We get all of our equipment together, we’re recording everything in the red. We call [longtime engineer] Steve Hodge and say, “Come up to Minneapolis and mix this record.” He puts on the first song on the 24-track, and we’re all proud of ourselves. He goes, “Who recorded this?” We were like, “we did.” He said, “Everything’s all in the red.” We said, “Yeah, Prince taught us that; he records everything in the red.” He said, “Yeah, but what kind of machine was Prince using?” I said, “I think it’s an MCI.” He said, “Well, here’s the thing. That machine is set up for zero is zero. So if you see zero on the VU meter, it’s zero. Your machines are set for plus six. So that means that zero on the VU meter is really plus six, so the fact that you’re pinning the needles, you’re way out of whack here.”

We were like, “Can it be saved?” He said, “Oh yeah, it’ll be fine. I’m going to teach you guys how to record.” It was a mistake that we made that Steve Hodge saved. The next album we did, that he came up and showed us how to record, was the Human League album [Crash]. It was so much of a learning experience, but we were very hands-on. We would loop vocals and things, we had the Publison machine… I used to DJ, so I was like, “Can’t we just run the vocals over to a half-inch tape and then I could just wild sync it like a DJ? We don’t even need SMPTE code, and we can put it back in.” We were doing all that kind of stuff; it was like a bunch of happy accidents.


Jimmy, in your keynote at a recent DDEX conference, you spoke about the importance of album credits. Credits were a big part of your own music education. Industry efforts to standardize metadata aside, how can we educate music lovers to be curious about the people behind the scenes?

Jam: Yeah, that was our education, that’s how we knew who Steve Hodge was, we knew what Larrabee was, all of those things that shaped our decision-making process of where to record, and where to mix all of those projects. That all came from looking at liner notes on albums. I do think people want to know who made a record. We’re living in the information age; that should be readily available.

Lewis: Especially in a world where music sells everything but itself. Music sells everything, so I don’t understand why it wouldn’t be appropriate to at least acknowledge those who make, create, engineer, whatever, the music. Who should bear the cost of that? There’s got to be a couple pennies somewhere to put the credits somewhere.

Jam: The other thing we’re missing, though, is what I call the ceremony of music. It used to be that effort went into getting music. You used to have to go to the record store, look through the records, pick the one you want.

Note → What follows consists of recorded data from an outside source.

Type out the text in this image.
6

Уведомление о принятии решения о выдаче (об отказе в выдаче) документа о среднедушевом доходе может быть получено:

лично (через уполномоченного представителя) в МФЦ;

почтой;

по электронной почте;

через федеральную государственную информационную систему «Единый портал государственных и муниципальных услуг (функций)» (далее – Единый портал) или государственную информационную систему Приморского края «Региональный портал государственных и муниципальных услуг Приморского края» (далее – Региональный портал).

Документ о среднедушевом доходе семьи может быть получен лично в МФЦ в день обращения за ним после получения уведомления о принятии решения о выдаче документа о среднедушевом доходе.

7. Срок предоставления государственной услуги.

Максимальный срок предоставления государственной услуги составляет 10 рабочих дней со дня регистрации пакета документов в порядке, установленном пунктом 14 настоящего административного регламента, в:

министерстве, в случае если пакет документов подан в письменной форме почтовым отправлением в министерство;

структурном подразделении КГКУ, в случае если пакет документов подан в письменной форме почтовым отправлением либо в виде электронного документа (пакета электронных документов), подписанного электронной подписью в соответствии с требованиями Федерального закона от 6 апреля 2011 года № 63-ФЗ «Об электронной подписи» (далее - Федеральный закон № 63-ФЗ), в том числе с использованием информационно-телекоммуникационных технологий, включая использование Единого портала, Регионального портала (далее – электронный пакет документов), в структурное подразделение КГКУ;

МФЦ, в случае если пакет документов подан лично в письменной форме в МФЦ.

There was ceremony in getting that record home, taking it out. It had a feel to it, it had a smell to it. You looked at the label going around on the turntable. All of that was distinctive; all of that was going into your mind as you were listening to the song. Then, you picked the album up, and as you’re listening, you’re looking at the liner notes. You’re seeing all these great names of all these musicians, and all these engineers, and all these writers, and all these producers. It makes the experience important.

The way we get music now is, we hit a button, and boom, it’s in our phone and it’s in our earbuds. So there’s not even a thought that it might’ve taken 12 people to make this record. You’re not really giving it the reverence that it deserves.


How do you know when you’ve finished a song?

Jam: The way we know when a record’s done is always when we can’t wait to play it for the artist. If it’s not feeling like that, it’s not done yet. We’re just enjoying the process of doing it. Terry always says, “I don’t want to reach the destination, I just enjoy the journey.”

So we’re just on a journey, and we’re having fun. We joke that we want to be the oldest Best New Artists.